Here's where BOE/day goes too far in the name of simplicity. BOE incorporates a 6:1 ratio of gas (mcf – thousand cubic feet) to oil (barrel). This ratio is a function of the BTUs (British thermal unit) produced by each fuel. To wit, it takes approximately 6 mcf of natural gas to generate the same amount of energy as produced by one barrel of oil. Ceteris paribus, prices would mirror this ratio. Ceteris paribus, of course, is dreamland. Long ago and far away, the price of a barrel of oil may also have been 6x that of one mcf of gas. Soooo… blending the two for an equivalent, adjusted by this ratio would have been fair game. Well… the price of oil today stands at $86.31. Recent quarterly reports in Western Canada have the price of natural gas in the range of $2.27. That's certainly not 6x, is it? More like 38x. Moreover, the prices of these commodities vary widely by type or region. Brent Crude goes for $108.57. Gas in New Zealand is recently reported at $4.38. On top of all this, there's no cost quotient built in to the differential. In short, what we've got here is a dog's breakfast, with no rational foundation.

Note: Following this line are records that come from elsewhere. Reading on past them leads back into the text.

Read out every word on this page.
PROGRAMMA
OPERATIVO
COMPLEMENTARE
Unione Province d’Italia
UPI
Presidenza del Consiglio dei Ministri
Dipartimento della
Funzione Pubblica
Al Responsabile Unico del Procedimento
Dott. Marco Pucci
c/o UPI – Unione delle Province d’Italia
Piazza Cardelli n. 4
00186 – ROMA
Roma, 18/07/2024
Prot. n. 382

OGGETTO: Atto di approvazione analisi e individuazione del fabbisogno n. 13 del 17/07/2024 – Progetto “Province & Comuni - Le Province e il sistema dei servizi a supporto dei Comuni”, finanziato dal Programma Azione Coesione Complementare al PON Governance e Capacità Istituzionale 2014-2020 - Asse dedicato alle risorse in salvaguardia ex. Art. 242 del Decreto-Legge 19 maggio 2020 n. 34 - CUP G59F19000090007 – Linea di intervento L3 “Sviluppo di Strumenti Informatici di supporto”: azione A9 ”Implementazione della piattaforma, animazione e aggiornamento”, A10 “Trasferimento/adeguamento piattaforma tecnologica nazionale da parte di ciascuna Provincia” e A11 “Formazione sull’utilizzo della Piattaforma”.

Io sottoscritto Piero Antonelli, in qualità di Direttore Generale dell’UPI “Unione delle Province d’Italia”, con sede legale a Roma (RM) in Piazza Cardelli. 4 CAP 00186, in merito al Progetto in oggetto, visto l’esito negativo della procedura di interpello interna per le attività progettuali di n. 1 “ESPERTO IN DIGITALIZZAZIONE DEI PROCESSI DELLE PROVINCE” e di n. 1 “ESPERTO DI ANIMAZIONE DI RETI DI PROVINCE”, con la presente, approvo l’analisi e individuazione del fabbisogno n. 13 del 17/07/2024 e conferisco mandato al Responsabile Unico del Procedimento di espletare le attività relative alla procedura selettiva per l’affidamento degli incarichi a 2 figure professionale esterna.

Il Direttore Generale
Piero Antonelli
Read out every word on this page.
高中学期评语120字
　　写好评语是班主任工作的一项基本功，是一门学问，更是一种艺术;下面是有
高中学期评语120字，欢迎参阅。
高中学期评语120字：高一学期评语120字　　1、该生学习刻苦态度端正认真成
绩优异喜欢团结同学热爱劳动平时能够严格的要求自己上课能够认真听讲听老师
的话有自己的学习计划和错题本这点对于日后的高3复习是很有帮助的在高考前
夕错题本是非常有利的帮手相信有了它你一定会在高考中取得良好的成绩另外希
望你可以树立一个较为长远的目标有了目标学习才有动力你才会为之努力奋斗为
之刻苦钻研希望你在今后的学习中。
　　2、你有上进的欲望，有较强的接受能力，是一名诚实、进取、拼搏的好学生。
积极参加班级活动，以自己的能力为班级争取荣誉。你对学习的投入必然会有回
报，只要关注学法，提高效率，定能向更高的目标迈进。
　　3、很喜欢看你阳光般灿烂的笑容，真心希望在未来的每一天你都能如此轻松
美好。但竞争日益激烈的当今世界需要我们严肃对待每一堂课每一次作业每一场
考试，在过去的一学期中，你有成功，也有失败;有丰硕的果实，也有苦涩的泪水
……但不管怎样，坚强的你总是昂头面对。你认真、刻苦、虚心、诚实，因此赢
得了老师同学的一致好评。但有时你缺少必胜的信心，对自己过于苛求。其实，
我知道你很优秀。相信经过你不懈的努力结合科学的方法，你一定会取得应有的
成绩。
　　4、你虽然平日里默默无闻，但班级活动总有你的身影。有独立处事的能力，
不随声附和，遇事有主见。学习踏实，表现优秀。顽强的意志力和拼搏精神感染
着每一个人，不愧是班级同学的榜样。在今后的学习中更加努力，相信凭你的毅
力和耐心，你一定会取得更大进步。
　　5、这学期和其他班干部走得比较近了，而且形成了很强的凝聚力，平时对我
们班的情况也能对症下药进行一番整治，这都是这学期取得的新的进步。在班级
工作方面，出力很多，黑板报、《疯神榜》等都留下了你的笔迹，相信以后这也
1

The only consideration that should be of interest to investors would be cash flow, or at most, cash flow per unit. My own preference would be to show absolutely no mixing of the two commodities in company reports, other than in consolidated financial statements, with no reference to volumes. Volumes need to be maintained and reported separately. Mixing of the two does no more than muddy the true picture of what's going on.
No one seems inclined to remedy this mess. Moreover, company after company issues releases including headlines or boldfaced bullet points declaring current or projected BOEs. Analysts play along with this charade, adding only parenthetic or footnoted references to the mix of oil and gas. The numbers are all there, mind you. Make no mistake of it, the numbers are there. The challenge is that, for no supportable reason, you'll need to pull out your calculator and dig through small print footnotes to get to the truth of the matter.
My family and I watched a 2002 episode of West Wing last night. In it, Sam Seaborn, played by Rob Lowe, says to the President, "I don't think it's such a good idea to be casual about the truth." I agree and the notion fits here perfectly.
Yesterday, I read a release reflecting BOE/day up from the previous quarter by 11%. Well… it seems from the same release that revenues were down from the previous quarter by 19% (a number you'd have to interpolate from what was provided, of course, because it didn't actually say this), leading me to read more closely. Further scrutiny revealed that gas volumes were up by 150%. Unfortunately, oil volumes were down by 33%, quarter over quarter. Both of these quarterly comparisons needed to be calculated, I should say, as comparisons offered were to six month reports and previous year performance. Adjusted for price information provided in the release, 'true' BOEs were calculated as down by 20%, almost a perfect match to the revenue drop.
Later in the day, I fell upon an analyst's summary of this news, reporting that BOE/d was higher than he'd forecasted. He also reported BOE/d at a figure 11.8 per cent higher than was named in the actual news release. What's up with that, I ask?
On the company side of this issue, I understand that nobody wants to be the first out of the trenches (think of WWI), as their transparent reporting would be missed by most who are not careful readers (to use the generous description). Transparent apples would be compared to opaque oranges, leaving full and frank reporting penalized by an unknowing marketplace.
On the analyst side, why on Earth would a purportedly independent person perpetuate the myth that BOE/day offers any value whatsoever? For those who understand that this measure holds nothing, such behaviour can only be seen as irresponsible. For those who do not understand… well, I know, ignorance is no excuse. This said, don't take me for a ride and then tell me that I should have known that you were taking me for a ride. Not the best way to build trust… if trust is something to be valued, that is.
Same old… same old.
Gotta run… I'm off to test drive a new Mercedes.